Entre sueños, siente nuestro
joven que alguien
le tira de una pierna y le llama, riéndose. Abre los ojos
y ve, a
los pies del
lecho, a su camarada
Ukleikin, un paisajista
que ha pasado el verano en las
cercanías, dedicado a buscar asuntos para sus cuadros.
-¡Tú por
aquí! -exclama Yegor Savich con alegría,
saltando de la
cama- ¿Cóma te va,
muchacho?
Los dos
amigos se estrechan efusivamente la mano, se hacen mil preguntas...
-Habrás
pintado cuadros muy interesantes -dice Yegor Savich, mientras el otro abre su
maleta.
-Sí, he
pintado algo... ¿y tú? Yegor Savich se agacha y saca de debajo de la
cama un lienzo,
no concluido, aún, cubierto de polvo y telarañas.
-Mira -contesta.
Una muchacha en la
ventana, después de abandonarla el novio...
Esto lo
he hecho en tres sesiones.
En el cuadro
aparece Katia, apenas dibujada, sentada junto a una ventana,
por la que se ve un jardincillo y un remoto horizonte azul.
Ukleikin
hace un ligera mueca: no le gusta el cuadro.
-Sí, hay
expresión -dice.

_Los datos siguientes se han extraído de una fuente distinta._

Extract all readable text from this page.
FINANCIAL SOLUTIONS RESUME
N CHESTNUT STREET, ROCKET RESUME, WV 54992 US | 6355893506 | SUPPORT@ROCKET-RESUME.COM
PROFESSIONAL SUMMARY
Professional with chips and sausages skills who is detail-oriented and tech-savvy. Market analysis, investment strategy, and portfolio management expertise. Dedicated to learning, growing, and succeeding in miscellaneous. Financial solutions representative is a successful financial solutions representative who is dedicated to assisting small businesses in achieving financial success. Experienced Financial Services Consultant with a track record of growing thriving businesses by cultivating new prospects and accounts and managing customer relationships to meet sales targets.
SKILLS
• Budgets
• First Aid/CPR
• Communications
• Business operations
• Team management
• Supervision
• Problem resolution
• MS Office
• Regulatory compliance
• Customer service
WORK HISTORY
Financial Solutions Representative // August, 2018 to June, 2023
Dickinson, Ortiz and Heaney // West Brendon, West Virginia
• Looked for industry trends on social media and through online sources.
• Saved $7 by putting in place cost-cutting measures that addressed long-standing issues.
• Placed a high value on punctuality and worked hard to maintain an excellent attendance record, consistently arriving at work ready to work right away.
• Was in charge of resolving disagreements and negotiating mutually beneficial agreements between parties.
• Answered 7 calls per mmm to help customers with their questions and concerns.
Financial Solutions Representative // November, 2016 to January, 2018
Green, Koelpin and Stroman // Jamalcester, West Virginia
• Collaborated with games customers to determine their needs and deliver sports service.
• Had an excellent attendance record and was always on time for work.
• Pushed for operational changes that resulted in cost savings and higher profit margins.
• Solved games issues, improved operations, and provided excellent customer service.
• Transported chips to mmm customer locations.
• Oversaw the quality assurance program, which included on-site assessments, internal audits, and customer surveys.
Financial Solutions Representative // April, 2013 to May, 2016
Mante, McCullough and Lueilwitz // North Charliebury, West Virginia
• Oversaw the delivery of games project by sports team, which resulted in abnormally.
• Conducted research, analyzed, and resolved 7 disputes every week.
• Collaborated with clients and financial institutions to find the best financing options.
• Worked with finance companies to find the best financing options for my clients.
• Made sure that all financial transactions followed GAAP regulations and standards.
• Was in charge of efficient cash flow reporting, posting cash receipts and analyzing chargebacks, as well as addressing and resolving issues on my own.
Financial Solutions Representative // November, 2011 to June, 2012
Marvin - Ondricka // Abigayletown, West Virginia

Y hay aire... El horizonte está bien... Pero ese jardín..., ese matorral de la
izquierda... son de un colorido un poco agrio.
No tarda
en aparecer sobre
la mesa la botella de vodka.
Media
hora después llega otro compañero: el
pintor Kostilev, que se aloja
en una casa próxima. Es especialista en asuntos
históricos. Aunque tiene treinta y cinco años, es principiante aún. Lleva el
pelo largo y una cazadora con cuello
a lo Shakespeare.
Sus actitudes y sus
gestos son de
un empaque majestuoso. Ante
la copita de
vodka que le ofrecen sus camaradas hace
algunos dengues; pero al fin se la bebe.
-¡He
concebido, amigos míos, un asunto magnífico! -dice. Quiero pintar a
Nerón, a Herodes, a Calígula, a uno de los monstruos de la antigüedad, y
oponerle la idea cristiana. ¿Comprendéis? A un lado, Roma; al otro, el
cristianismo naciente. Lo esencial
en el cuadro ha de ser la expresión
del espíritu, del nuevo espíritu cristiano.
Los tres
compañeros, excitados por
sus sueños de gloria,
van y vienen
por la habitación como lobos
enjaulados. Hablan sin descanso,
con un fervoroso,
entusiasmo. Se les creería,
oyéndoles, en vísperas
de conquistar la fama,
la riqueza, el
mundo. Ninguno piensa en
que ya han
perdido los tres sus mejores
años, en que la vida sigue su curso y
se los deja
atrás, en que,
en espera de la
gloria, viven como
parásitos, mano sobre mano. Olvidan que entre los que aspiran al
título de genio, los verdaderos
talentos son excepciones muy
escasas. No tienen en
cuenta que a la inmensa mayoría de los
artistas les sorprende
la muerte «empezando». No quieren acordarse de esa ley implacable suspendida
sobre sus cabezas, y están alegres, llenos de esperanzas.
A las
dos de la mañana, Kostilev
se despide y se
va. El paisajista
se queda a dormir con el pintor de género.
Antes de
acostarse, Yegor Savich coge una vela y baja por agua a la cocina. En el
pasillo, sentada en un cajón, con las manos cruzadas sobre las
rodillas, con los
ojos fijos en el
techo, está Katia soñando...
-¿Qué
haces ahí? -le pregunta, asombrado, el pintor. ¿En qué piensas?
-¡Pienso en
los días gloriosos
de su celebridad de
usted! -susurra ella.
Será usted un gran hombre, no hay duda. He oído su conversación de
ustedes y estoy orgullosa.
Llorando
y riendo al mismo tiempo, apoya las manos en los hombros de Yegor Savich y mira
con honda devoción al pequeño dios que se ha creado.